First, we denied COVID-19 was a problem. Sure, it’s bad in China and Italy, but not in the good old USA. Don’t worry, COVID-19 will pass quickly and we will be back to a normal life in a few months. COVID-19 is not really different from the normal flu, and we handle that just fine. Oh, that first wave wasn’t so bad ... what’s everyone worried about?
Then we became angry. I’m not wearing a stupid mask. Why did those idiots in Washington, D.C., let it get this bad? Why did our politicians unnecessarily destroy so many of our local businesses while helping big business stay open?
Then we bargained. If the cases drop to a certain level, we will reopen. I will wear a mask and socially distance, but not forever. Maybe I can behave properly until I get a vaccine.
Then, as COVID-19 cases surged in late fall, riding a large third wave upward, we sank into a national depression. We stopped going out. We stopped spending money. The economy stalled as we became depressed with this seemingly never-ending battle with COVID-19.
Now, as we exit the worst wave yet, we perhaps are finally accepting just how bad the trauma was and that there may be yet another wave, hopefully just not as bad as the last one.
Many of us have suffered trauma during our lives. For about 85% of us, after a trauma, we gain perspective and meaning with the elapse of time. The open trauma wound becomes a scar. We don’t forget, but we gain inner strength and gratitude from our harsh experience.
Unfortunately, about 15% of Americans never fully recover from a trauma. The wound is continually torn open again and again through post traumatic stress disorder (PTSD).

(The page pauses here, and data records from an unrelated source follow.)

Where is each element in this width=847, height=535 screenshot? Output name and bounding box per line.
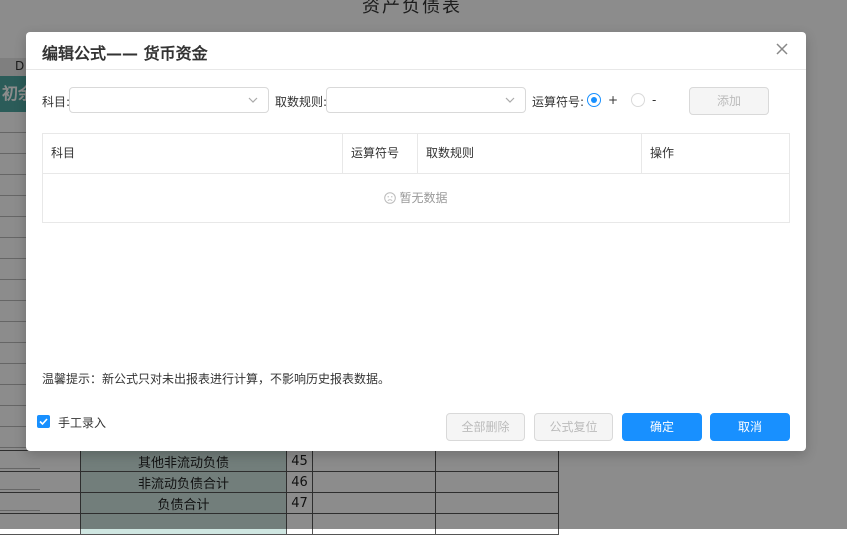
empty-face-icon — [384, 192, 397, 204]
operator-plus-label: + — [608, 93, 619, 107]
manual-entry-label[interactable]: 手工录入 — [58, 414, 106, 431]
column-header-subject: 科目 — [43, 134, 343, 173]
manual-entry-checkbox[interactable] — [37, 415, 50, 428]
formula-form: 科目: 取数规则: 运算符号: + - 添加 — [42, 87, 792, 115]
operator-label: 运算符号: — [532, 95, 585, 109]
warm-tip: 温馨提示：新公式只对未出报表进行计算，不影响历史报表数据。 — [42, 372, 391, 386]
dialog-footer: 手工录入 全部删除 公式复位 确定 取消 — [26, 412, 806, 442]
dialog-title: 编辑公式—— 货币资金 — [42, 44, 208, 63]
chevron-down-icon — [248, 97, 258, 103]
confirm-button[interactable]: 确定 — [622, 413, 702, 441]
formula-table: 科目 运算符号 取数规则 操作 暂无数据 — [42, 133, 790, 223]
subject-label: 科目: — [42, 95, 71, 109]
empty-text: 暂无数据 — [399, 191, 448, 205]
table-header: 科目 运算符号 取数规则 操作 — [43, 134, 789, 174]
empty-state: 暂无数据 — [43, 174, 789, 222]
delete-all-button[interactable]: 全部删除 — [446, 413, 525, 441]
edit-formula-dialog: 编辑公式—— 货币资金 科目: 取数规则: 运算符号: + - 添加 科目 运算… — [26, 32, 806, 451]
check-icon — [39, 418, 48, 426]
rule-select[interactable] — [326, 87, 526, 113]
reset-formula-button[interactable]: 公式复位 — [534, 413, 613, 441]
operator-minus-label: - — [652, 93, 657, 107]
column-header-operator: 运算符号 — [343, 134, 418, 173]
cancel-button[interactable]: 取消 — [710, 413, 790, 441]
chevron-down-icon — [505, 97, 515, 103]
close-icon[interactable] — [774, 41, 790, 57]
add-button[interactable]: 添加 — [689, 87, 769, 115]
rule-label: 取数规则: — [275, 95, 328, 109]
column-header-action: 操作 — [650, 146, 675, 160]
operator-minus-radio[interactable] — [631, 93, 645, 107]
subject-select[interactable] — [69, 87, 269, 113]
column-header-rule: 取数规则 — [418, 134, 642, 173]
operator-plus-radio[interactable] — [587, 93, 601, 107]
dialog-header: 编辑公式—— 货币资金 — [26, 32, 806, 70]
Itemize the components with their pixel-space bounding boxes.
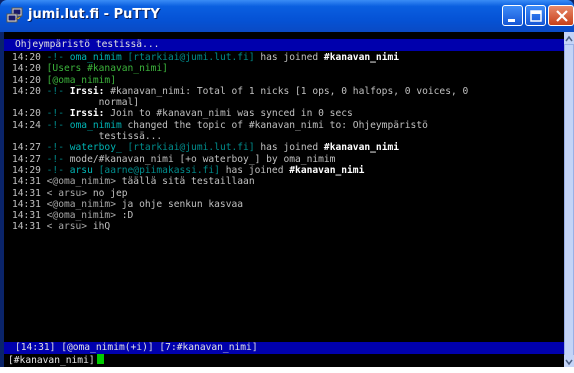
- event-text: mode/#kanavan_nimi [+o waterboy_] by oma…: [63, 153, 336, 165]
- message-text: täällä sitä testaillaan: [115, 176, 255, 188]
- event-marker: -!-: [46, 119, 64, 131]
- continuation-text: normal]: [12, 97, 140, 109]
- log-line: 14:31 <@oma_nimim> :D: [12, 210, 564, 221]
- event-marker: -!-: [46, 85, 64, 97]
- message-nick: <@oma_nimim>: [46, 198, 116, 210]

Those who have moved on and moved forward talk about the scars they still carry in the past tense, “I thought maybe my wife was going to die.” “I thought COVID-19 would never end.” “I thought my business was going bankrupt.”
For those who have not gotten past the trauma, the COVID-19 wound is still open and raw. They speak in the present tense. “I am bankrupt.” “I still miss my mom.”
Many of us are ready to put this COVID-19 trauma behind us. We want to quit talking about it. Quit reading about it. Quit thinking about it.
Those of us who emerge with perspective, gratefulness, meaning and renewed strength from this COVID-19 trauma need to be sensitive to those who have not recovered and may never recover.
I hope that this COVID-19 national trauma helped us to appreciate that every day is a gift. To build better health, physical and mental habits. To bond more closely as a country with this shared national trauma. To love those around us more deeply.
Please use some of the grace, patience and good humor we acquired or rediscovered during COVID-19 to understand and work with those who are not ready to move on.